Évidemment, il m’était impossible de fuir précipitamment par la porte de la réserve située dans mon dos. Mon état émotionnel ne me permettant pas d’encaisser un nouveau choc (un seul suffisait largement), ma seule alternative fut donc de me réfugier derrière le comptoir, ce qui ne fut bien entendu d’aucun secours. Le mec prit place sur un tabouret, pile en face de moi, tel un oiseau venant se poser naturellement sur sa branche. Il n’était pas fier, ni conquérant. Non. Il avait tout simplement la tête dans le cul, ce qui me fit sourire intérieurement et me rassura légèrement. Malgré les efforts qu’il avait dû faire pour cacher sa nuit agitée, des cernes récalcitrants soulignaient des yeux fatigués. Il les avait baissés, cherchant manifestement quelque chose dans son grand sac noir, en vain. Il fit claquer sa langue contre son palais, signe d’une frustration évidente. Je devinais aussitôt pourquoi. Tout le monde le savait : un café était meilleur avec une bonne clope. Mon sourire intérieur se transforma en compassion. Je devançais sa demande en glissant sous le nez une tasse fumante.

— En direct de Colombie. Ça devrait finir de vous réveiller, dis-je en terminant ma phrase par un clin d'œil, certain de faire effet.
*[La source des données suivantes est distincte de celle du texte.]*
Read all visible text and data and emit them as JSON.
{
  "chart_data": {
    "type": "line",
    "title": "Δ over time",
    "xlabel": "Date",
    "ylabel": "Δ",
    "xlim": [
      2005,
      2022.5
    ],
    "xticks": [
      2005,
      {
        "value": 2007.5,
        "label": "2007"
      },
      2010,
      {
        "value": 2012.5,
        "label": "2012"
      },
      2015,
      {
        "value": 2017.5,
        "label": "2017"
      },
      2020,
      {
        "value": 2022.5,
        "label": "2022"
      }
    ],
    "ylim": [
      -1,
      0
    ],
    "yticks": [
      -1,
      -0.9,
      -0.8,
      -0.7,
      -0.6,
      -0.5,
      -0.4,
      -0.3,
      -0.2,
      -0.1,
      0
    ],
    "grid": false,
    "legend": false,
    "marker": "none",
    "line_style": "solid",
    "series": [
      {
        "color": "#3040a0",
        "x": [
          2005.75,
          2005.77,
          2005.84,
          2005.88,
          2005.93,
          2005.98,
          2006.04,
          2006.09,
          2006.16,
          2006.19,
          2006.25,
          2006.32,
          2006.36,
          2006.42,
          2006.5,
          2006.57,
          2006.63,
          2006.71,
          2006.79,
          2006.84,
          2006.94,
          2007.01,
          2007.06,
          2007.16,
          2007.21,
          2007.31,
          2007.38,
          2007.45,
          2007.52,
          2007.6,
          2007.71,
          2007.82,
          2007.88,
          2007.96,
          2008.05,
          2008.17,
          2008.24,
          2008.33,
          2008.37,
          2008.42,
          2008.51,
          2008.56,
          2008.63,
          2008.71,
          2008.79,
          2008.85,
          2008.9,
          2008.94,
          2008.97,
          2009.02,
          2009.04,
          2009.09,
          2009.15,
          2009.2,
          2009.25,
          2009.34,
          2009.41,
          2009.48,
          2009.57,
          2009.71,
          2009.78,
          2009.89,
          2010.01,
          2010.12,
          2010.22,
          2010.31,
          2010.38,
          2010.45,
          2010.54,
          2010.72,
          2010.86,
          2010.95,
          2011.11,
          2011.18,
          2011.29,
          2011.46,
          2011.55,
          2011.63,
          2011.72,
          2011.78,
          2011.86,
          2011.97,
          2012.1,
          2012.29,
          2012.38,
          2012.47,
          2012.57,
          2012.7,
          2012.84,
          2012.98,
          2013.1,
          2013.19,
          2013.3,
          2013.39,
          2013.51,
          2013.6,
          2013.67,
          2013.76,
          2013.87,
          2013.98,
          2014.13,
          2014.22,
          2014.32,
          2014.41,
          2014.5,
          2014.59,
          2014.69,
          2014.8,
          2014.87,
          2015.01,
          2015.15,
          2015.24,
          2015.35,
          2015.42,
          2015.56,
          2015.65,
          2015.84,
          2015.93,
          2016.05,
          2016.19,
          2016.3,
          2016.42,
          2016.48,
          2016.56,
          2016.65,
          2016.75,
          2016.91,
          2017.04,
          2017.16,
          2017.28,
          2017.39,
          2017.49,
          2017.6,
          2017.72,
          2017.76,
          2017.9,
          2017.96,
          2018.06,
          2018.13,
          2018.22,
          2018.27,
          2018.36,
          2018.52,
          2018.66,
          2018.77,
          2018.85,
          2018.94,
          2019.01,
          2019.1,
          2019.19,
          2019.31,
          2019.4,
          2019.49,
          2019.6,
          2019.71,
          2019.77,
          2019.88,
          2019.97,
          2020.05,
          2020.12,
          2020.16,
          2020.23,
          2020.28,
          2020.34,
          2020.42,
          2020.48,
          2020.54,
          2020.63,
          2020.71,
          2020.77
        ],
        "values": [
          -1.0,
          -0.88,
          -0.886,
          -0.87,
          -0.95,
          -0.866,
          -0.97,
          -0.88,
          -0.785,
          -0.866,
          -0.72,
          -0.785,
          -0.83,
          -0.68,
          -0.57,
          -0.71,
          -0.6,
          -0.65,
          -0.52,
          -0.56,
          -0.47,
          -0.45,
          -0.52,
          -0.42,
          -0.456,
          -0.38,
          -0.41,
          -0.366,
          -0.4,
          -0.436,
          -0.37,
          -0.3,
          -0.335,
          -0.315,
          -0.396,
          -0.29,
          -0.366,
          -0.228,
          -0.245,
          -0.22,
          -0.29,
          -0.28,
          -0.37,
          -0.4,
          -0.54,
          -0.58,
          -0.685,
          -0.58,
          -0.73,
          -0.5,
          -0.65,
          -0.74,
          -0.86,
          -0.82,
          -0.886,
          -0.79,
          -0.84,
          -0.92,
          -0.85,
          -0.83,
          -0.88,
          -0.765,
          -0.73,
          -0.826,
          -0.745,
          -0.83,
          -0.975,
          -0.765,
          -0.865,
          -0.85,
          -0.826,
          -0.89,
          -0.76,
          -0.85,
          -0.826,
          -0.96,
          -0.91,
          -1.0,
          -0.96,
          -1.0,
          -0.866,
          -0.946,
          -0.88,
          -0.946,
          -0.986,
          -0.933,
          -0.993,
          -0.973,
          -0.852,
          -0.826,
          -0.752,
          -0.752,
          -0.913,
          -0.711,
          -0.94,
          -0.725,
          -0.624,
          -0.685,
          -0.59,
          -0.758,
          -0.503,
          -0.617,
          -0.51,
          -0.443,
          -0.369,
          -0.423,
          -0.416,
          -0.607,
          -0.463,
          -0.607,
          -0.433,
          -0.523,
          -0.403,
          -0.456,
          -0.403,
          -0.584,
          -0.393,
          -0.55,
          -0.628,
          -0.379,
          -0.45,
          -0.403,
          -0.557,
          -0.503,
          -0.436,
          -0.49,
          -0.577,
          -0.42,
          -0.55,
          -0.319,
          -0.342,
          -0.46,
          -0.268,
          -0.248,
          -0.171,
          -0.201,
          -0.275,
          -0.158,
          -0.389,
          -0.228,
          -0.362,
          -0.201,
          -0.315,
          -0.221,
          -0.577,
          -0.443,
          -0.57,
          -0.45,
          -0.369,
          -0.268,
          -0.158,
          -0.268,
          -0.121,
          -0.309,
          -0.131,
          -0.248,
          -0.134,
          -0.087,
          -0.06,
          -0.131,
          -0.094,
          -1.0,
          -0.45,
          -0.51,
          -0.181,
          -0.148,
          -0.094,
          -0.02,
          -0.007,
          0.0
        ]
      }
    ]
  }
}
Ses yeux s’agrandirent de satisfaction. Il bredouilla un merci que j’hésitais à qualifier de poli ou de “Si tu savais comment tu me sauves la vie”. Si j’avais cru induire un semblant de sympathie à mon égard avec un simple café, je n’en étais pas certain pour autant. En revanche, lui avait réussi, en ne faisant absolument rien, à éveiller chez moi un truc inexpliqué et immédiat. Un sentiment chaud, profond et revigorant d'une grande intensité en direction du cœur. Ce qui était, je l’avoue, complètement disproportionné. Je décidais de revenir à la charge en lui offrant mon paquet de cigarettes. Aussitôt, son bras se souleva mécaniquement, laissant deviner un début de tatouage, au niveau de son poignet, caché par un pull noir. Mon cerveau s’emballa à imaginer un dessin raffiné courant le long de son bras, rejoignant son épaule pour se déployer sur tout son dos que j’espérais fort et musclé. Mon regard remonta de la cigarette qu’il avait déjà enveloppée de ses doigts, jusqu’à son visage. Nos yeux se rencontrèrent pleinement. Il les avait marron et sans expression particulière. Je compris alors que je me fourvoyais complètement. Ce mec ne me calculait absolument pas. J’aurais dû arrêter là mon cinéma à deux balles. Mais non, je préférais m’enfoncer. Mon cœur en avait décidé autrement. Il manqua un battement sans que je ne puisse contrôler une fois de plus, quoi que ce soit. Ma résistance mentale avoisinait le zéro. Ma stupidité me conduisit à lui offrir mon plus beau sourire (que j’espérais ravageur comme me l’avait souvent confirmé Rickie sur qui je fondais alors mes derniers espoirs). Aucune réaction de sa part. Cette fois-ci, les choses étaient claires. Je venais de me prendre une sorte de pré-gros râteau. Fin du spectacle, messieurs-dames, baissez le rideau. Pour couronner le tout, je refusais d’entendre la sirène de pompier qui hurlait dans ma tête : danger imminent Lucas, fuis ! Heureusement, j’avais une excuse toute trouvée qui s’appelait Alexandre. Je n’étais pas dans mon état normal. Ma tête ressemblait à cet instant à une boule à neige que l’on ne cessait de secouer. Tels de lourds flocons, mes idées fusaient et virevoltaient dans tous les sens, et ce n’était sûrement pas ce nouveau client qui allait y mettre de l'ordre et encore moins les apaiser.

Il fallait tenter autre chose, une dernière fois avant qu’il m’échappe.